Luis Felipe Palacios y Gustavo Ortega [email protected]
El presidente Enrique Bolaños está analizando con el ministro de Hacienda y Crédito Público, Eduardo Montealegre y con el presidente del Banco Central de Nicaragua, Mario Alonso, la posibilidad de vetar parcialmente la Ley Anual de Presupuesto General de la República 2003, específicamente en lo referido a la reducción del pago de intereses de la deuda interna, aseguró ayer el Secretario de Asuntos Políticos de la Presidencia, José Antonio Alvarado.
El funcionario, que asistió a la clausura de la legislatura 2002 de la Asamblea Nacional, indicó que el mandatario está analizando “con detenimiento” la reducción que se hizo al pago de los intereses de la deuda interna por 376 millones de córdobas.
El vicepresidente José Rizo coincidió con la posibilidad del veto parcial, pero aclaró que “eso es potestad absoluta, exclusiva y única del Presidente de la República”.
“Algunas de las reformas que se hicieron (en cuanto a la deuda interna), me temo que puedan afectar la negociación que ha iniciado este gobierno con tanto éxito con el Fondo Monetario Internacional.
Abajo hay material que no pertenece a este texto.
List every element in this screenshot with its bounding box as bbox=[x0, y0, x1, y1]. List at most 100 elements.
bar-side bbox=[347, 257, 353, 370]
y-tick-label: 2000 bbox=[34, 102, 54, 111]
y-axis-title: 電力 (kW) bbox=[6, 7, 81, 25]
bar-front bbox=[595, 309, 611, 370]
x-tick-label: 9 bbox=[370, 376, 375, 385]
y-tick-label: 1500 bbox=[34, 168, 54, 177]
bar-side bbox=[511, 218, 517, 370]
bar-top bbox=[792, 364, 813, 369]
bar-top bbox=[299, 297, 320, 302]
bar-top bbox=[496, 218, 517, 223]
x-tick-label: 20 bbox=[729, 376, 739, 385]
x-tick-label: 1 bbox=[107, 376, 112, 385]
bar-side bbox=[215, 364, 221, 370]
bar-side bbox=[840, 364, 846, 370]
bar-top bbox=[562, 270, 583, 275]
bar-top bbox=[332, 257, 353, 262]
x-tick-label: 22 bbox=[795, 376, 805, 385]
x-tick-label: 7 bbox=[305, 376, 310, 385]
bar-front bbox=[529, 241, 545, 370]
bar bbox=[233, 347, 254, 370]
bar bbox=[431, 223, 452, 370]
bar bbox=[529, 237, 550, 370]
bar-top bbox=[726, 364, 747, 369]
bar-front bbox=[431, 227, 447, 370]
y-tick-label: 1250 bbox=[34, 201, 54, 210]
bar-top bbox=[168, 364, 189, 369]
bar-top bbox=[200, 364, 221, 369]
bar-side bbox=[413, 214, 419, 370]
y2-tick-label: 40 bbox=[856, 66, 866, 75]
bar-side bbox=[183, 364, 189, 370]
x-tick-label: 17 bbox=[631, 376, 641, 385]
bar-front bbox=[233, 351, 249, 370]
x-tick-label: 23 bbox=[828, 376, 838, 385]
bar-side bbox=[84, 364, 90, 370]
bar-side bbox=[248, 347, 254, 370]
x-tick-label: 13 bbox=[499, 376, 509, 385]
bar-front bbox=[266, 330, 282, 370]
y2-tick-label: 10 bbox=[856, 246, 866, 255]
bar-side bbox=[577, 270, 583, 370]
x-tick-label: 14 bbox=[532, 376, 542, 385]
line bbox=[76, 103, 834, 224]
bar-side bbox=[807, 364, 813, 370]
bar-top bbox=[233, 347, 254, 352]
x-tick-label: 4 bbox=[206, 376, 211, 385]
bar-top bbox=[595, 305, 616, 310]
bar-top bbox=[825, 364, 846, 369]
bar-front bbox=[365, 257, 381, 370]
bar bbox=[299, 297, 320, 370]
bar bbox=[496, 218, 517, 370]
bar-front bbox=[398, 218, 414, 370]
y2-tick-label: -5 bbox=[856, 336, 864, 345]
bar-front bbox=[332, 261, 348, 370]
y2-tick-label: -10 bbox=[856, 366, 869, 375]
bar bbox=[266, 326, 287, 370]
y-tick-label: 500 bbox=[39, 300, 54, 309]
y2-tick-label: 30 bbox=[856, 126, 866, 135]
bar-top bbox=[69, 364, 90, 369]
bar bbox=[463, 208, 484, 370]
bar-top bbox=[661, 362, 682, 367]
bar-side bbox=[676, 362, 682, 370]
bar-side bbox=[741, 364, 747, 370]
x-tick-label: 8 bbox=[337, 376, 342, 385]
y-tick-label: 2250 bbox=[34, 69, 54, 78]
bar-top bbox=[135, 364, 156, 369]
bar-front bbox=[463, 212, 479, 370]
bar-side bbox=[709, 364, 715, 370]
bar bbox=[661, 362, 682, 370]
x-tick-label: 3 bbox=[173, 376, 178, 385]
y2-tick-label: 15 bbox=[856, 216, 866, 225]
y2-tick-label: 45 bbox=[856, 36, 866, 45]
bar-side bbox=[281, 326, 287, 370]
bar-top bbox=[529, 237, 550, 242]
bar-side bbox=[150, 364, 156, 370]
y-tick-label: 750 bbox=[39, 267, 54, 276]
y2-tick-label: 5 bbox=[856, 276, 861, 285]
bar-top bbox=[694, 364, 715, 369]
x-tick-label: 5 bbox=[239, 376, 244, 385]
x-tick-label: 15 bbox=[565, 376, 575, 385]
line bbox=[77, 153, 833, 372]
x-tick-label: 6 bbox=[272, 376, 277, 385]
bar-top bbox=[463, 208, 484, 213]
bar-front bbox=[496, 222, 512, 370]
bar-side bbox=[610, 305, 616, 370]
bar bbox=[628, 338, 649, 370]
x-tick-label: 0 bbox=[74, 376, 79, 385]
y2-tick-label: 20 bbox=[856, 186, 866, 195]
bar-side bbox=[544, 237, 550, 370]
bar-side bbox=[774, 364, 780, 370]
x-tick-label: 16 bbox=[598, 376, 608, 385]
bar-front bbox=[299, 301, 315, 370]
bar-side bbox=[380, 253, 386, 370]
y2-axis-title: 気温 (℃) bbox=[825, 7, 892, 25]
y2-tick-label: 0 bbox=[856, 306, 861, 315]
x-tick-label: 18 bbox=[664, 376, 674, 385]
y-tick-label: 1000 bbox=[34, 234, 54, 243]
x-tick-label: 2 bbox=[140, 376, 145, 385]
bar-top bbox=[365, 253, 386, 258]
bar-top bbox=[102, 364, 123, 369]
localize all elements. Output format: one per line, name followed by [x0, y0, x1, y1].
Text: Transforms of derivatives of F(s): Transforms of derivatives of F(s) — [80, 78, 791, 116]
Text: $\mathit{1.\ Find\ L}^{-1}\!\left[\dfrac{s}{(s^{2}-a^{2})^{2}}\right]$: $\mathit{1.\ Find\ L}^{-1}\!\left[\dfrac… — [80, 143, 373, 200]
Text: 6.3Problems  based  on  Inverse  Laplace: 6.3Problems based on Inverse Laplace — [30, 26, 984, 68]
Esa es mi gran preocupación”, advirtió Rizo.
Por su parte el diputado sandinista Wálmaro Gutiérrez, indicó que sí el presidente Bolaños veta parcialmente el Presupuesto, estaría vetando la paz social en Nicaragua, por lo que sugirió al gobierno buscar recursos por otras fuentes.
“La aprobación de este Presupuesto no saca a Nicaragua de la HIPC (iniciativa que permitirá la reducción masiva de la deuda externa), ni pone al gobierno en riesgo”, aseguró.
El Ejecutivo programó para este año un pago de 1,469.7 millones de córdobas en intereses de la deuda interna, el que se redujo a 1,093.7 millones, tras el recorte hecho por el Parlamento.
POR OTRAS VÍAS
Gutiérrez observó que el gobierno perfectamente puede conseguir los recursos que redujeron de los pagos de intereses de la deuda interna con la aprobación de la reforma tributaria prevista para el próximo año, que estima generará un uno por ciento adicional del PIB (unos 20 millones de dólares).
También citó el redimensionamiento del Estado, previsto para el próximo año, que a su juicio procurará un ahorro corriente sustancial de las instituciones, “y además están los recursos frescos que Nicaragua acaba de conseguir de la condonación de parte de su deuda externa.
Para el economista Néstor Avendaño, esta reducción del pago de intereses de la deuda interna, pasa a segundo plano, “pues la prioridad más bien es hacer un llamado al Ejecutivo para que reestructure la deuda interna y revise los onerosos intereses que el Banco Central paga a la banca comercial”.